Antimicrobial resistance is one of the critical issues of our time. Bacterial infections that are resistant to antibiotics caused 1.3mn deaths worldwide in 2019, more than malaria; by 2050 the toll is expected to reach 10mn a year. Attention has largely focused on overprescription of antibiotics by doctors, leading to excessive consumption by humans. Investors are now rightly taking aim at overuse in industrial farming and livestock production — which can fuel not only resistance but the emergence of drug-resistant superbugs in people.

European asset managers Legal & General Investment Management and Amundi are among those targeting the fast food giant McDonald's at its annual meeting on Thursday.
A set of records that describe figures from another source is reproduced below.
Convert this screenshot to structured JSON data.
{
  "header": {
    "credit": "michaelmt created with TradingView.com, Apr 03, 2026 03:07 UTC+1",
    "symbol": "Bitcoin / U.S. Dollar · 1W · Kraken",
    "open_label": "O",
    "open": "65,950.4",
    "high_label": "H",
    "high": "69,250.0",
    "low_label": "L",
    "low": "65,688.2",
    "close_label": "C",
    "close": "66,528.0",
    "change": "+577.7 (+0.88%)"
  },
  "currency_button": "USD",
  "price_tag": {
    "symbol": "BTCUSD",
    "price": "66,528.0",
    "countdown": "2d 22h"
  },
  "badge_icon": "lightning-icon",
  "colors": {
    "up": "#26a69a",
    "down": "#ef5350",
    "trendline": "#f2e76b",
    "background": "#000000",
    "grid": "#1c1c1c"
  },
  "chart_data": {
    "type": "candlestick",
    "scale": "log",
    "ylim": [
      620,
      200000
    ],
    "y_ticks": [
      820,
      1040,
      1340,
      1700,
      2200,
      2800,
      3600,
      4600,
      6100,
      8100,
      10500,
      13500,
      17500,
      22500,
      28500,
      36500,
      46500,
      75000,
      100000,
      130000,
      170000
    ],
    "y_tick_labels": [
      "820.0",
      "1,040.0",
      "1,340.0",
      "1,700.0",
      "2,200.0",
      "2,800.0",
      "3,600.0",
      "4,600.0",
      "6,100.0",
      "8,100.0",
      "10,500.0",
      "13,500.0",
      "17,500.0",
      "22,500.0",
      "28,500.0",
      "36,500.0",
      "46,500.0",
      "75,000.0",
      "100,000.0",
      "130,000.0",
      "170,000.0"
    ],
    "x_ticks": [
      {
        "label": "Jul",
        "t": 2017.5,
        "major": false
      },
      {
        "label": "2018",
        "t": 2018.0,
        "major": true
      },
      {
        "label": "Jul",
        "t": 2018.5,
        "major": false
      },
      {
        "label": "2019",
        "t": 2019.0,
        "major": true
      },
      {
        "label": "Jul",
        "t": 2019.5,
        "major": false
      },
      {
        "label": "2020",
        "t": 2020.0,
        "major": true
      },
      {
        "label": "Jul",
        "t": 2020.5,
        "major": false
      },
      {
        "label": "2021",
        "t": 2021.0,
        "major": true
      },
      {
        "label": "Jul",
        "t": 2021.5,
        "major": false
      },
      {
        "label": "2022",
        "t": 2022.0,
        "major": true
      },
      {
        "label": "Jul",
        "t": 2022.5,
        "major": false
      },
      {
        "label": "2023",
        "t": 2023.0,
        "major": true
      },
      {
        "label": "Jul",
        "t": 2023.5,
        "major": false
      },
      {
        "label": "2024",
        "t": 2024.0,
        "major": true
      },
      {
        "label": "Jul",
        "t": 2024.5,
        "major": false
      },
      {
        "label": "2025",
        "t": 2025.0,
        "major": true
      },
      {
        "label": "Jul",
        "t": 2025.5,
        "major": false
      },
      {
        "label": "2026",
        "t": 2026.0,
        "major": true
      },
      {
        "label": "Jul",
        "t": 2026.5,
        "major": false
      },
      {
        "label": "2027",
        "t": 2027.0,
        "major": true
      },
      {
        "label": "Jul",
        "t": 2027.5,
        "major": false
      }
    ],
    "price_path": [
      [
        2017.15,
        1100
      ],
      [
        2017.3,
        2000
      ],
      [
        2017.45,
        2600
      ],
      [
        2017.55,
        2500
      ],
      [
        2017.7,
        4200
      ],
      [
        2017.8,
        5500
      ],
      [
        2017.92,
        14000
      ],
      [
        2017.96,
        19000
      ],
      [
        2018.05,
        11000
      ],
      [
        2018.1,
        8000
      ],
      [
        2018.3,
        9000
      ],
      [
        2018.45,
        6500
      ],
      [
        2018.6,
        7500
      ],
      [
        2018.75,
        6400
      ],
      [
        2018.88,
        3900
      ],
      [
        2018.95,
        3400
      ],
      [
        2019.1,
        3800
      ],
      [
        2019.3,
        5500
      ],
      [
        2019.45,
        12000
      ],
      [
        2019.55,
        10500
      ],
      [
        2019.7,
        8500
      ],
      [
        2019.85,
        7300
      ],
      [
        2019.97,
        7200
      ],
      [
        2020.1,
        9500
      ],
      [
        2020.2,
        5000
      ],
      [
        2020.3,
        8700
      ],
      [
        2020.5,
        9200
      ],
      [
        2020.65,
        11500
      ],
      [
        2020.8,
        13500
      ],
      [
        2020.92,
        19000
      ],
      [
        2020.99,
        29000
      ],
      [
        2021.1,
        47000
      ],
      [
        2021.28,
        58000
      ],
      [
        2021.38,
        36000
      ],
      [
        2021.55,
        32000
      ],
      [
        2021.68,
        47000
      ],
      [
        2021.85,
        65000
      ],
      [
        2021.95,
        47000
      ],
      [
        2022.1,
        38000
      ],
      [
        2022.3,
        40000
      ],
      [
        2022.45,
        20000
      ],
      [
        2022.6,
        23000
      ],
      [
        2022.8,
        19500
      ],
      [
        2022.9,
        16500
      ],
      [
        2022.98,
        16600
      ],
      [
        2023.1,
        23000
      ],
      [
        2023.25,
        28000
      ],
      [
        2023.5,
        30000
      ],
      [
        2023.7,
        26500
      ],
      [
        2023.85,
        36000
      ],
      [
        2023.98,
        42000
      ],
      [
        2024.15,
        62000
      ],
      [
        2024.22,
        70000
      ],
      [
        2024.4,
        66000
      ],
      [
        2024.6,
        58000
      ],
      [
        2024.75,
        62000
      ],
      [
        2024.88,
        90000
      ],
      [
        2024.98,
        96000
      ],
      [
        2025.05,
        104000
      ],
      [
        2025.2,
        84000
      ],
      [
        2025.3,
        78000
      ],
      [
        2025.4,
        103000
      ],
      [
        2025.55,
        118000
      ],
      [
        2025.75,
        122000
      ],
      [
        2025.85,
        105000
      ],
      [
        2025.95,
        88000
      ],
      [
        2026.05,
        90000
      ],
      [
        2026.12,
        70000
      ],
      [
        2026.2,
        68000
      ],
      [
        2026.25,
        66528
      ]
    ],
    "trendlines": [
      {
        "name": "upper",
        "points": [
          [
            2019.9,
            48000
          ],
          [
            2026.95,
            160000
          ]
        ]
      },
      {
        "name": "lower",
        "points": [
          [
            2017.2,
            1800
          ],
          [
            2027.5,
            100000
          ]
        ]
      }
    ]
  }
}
They are pushing the company to stick to World Health Organization guidelines on antibiotics use across its supply chain.

McDonald's acknowledges that AMR is a “critical global public health issue” which, along with suppliers, it has a responsibility to help address as one of the biggest beef buyers in the world. It is adamant it has a “strong record of responsible antibiotic use” and works in line with WHO guidance. But critics say the fast food company has been watering down its commitments on antibiotics use and recently published more limited targets.
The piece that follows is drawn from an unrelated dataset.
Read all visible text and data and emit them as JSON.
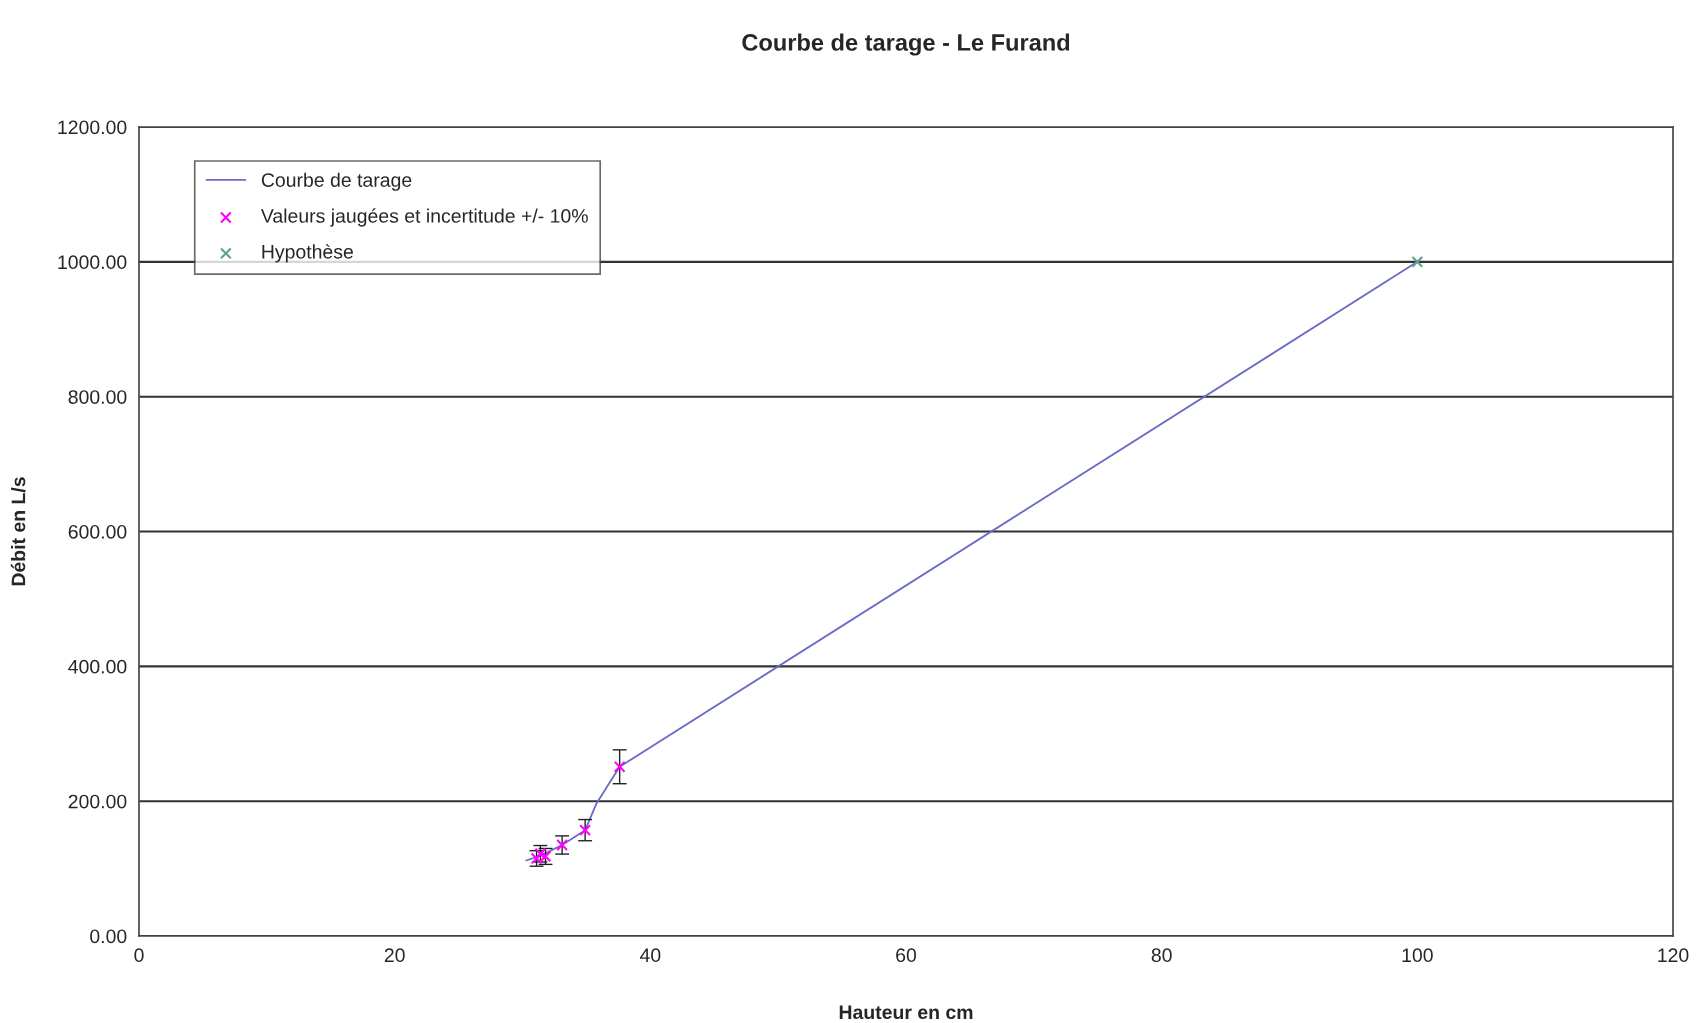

Investors are right to agitate, but governments and international bodies must step up too. The Covid-19 pandemic undid some of the progress made in controlling AMR. Meanwhile, no new classes of antibiotics have been brought into circulation since the 1980s. Though the pharmaceutical industry has committed $1bn to fighting drug-resistant superbugs, it prefers funding more lucrative medicines.
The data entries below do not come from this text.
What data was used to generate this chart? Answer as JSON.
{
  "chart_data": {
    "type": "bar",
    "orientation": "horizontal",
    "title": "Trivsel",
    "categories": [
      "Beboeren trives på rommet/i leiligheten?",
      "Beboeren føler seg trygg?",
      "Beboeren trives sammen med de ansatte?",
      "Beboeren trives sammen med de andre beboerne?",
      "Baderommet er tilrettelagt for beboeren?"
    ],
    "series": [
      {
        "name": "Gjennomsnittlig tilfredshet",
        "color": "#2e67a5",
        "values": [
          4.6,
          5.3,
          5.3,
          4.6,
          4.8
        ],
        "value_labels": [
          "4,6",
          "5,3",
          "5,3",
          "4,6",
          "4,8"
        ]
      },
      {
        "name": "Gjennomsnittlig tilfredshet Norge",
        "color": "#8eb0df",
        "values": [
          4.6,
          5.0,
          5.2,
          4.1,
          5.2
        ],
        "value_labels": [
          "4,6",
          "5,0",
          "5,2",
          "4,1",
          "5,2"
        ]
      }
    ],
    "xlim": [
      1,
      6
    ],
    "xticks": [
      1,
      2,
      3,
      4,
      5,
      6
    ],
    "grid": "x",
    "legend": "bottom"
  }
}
The WHO has warned that AMR is a top global public health threat, but it needs to tighten and enforce rules. The economic consequences are also potentially significant. The World Bank says in a worst-case scenario, antimicrobial resistance could reduce annual global gross domestic product by 3.8 per cent by 2050, push an additional 28mn people into extreme poverty, and increase global healthcare costs by $1tn a year. Drug-resistant infections change the profile of many medical interventions. Without effective antibiotics, cancer treatments and other pharmaceuticals may be undermined.

The McDonald’s resolution may well not pass. A similar one last year failed to win support from major shareholders Vanguard and BlackRock; this year shareholder advisory firms ISS and Glass Lewis have also recommended rejection. Yet investors and companies should be attentive. As with resolutions that have demanded action on climate change from oil companies, some European investors are ahead of the curve compared with many US counterparts.

As more data is published and real-world impacts proliferate, investors will inevitably take a more activist stance against public companies that have a hand in industries that perpetuate AMR. The topic has not yet attracted the same support as climate change, but if climate-style litigation is replicated, lawsuits could start to target those perceived to be enabling AMR.

Climate change itself is exacerbating many health challenges, which makes tackling AMR even more important. Higher temperatures are making the outbreaks of various illnesses more common and more severe; flooding can spread disease through sewage contamination and poor hygiene and displaced individuals often have little access to clean water. Poorer countries in Africa and Asia — often worst affected by climate change — will again be among the hardest hit. What has been dubbed “the silent pandemic” requires the intervention at a global level of investors and governments alike.